Hydrogen: It's true what they say: You really can't trust any movie that has a slide whistle in its soundtrack.
Trillaphon: That goes triple if there's also a clown horn and bubbly synth covers of "La Cucaracha" on infinite loop.
Trillaphon: In case you're confused by this scene, butter-dad and his radioactively not-gay son are doing some bonding by trying out a wondrous new computer program that tells you your clothes look really stupid. This is crucial to the plot of the movie, because question marks.
Hydrogen: Question marks and at least two exclamation points.
Trillaphon: I have to admit, being able to scan articles of clothing by holding a crappy book light up to them is a pretty impressive technical achievement, on par with top-secret algorithms like "wear pants instead of jorts" and "own a shirt with buttons."
Hydrogen: It looks like the dad tried out the program first, but he set the parameters to "if John Madden was a wino."
Trillaphon: At least that's a step up from strutting around in half-buttoned shirts with the old pie-punisher exposed, like he was doing for the first half of the movie.
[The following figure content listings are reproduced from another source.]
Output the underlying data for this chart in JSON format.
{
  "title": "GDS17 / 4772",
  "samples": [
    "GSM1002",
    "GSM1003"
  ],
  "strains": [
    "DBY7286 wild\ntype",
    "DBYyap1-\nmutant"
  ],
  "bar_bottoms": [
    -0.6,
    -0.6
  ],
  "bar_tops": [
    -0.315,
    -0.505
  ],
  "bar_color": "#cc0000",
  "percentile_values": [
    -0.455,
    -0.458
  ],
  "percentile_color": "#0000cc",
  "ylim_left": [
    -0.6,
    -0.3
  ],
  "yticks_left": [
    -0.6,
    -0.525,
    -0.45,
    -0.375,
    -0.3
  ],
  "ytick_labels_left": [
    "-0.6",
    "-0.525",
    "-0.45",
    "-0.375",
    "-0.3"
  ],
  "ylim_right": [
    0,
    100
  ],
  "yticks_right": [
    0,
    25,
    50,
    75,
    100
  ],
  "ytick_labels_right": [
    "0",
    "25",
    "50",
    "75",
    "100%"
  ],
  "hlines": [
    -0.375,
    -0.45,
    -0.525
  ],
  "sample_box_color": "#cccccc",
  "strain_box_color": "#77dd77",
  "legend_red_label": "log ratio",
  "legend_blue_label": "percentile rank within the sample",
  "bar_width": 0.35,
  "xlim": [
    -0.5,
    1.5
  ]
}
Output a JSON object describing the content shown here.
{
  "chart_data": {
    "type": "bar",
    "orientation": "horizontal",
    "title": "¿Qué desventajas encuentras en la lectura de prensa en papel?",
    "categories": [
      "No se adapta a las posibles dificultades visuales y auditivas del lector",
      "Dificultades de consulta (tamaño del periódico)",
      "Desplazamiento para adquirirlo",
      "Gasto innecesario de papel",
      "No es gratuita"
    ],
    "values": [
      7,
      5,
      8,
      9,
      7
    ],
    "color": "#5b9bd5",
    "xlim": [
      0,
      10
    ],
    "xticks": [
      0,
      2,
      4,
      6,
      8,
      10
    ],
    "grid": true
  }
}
Hydrogen: He's supposed to be a 32-years-young retired web tycoon, but he looks like he spent most of those years locked in an endless fudge-eating contest with the Grim Reaper.
Trillaphon: His facial hair makes Tony Wonder look solemn and dignified.
Hydrogen: He makes Old Elvis look like Young Elvis.
Trillaphon: Pictures of him in a bathing suit have been approved by the FDA as the world's first and most potent dual-purpose emetic and contraceptive.
Hydrogen: "Cut! Alright, how long did it take the kid to awkwardly fumble around and pick up a shirt? Fifteen seconds? And the camera panned down to his knees for no reason? Close enough, let's pack it up people."
Sorry about the blurry photo. I was lunging at my phone, yelling at it to take a clear picture. It's the only image of me that exists. I'd take another picture for you, but I'm in the middle of a rigorous trampoline session.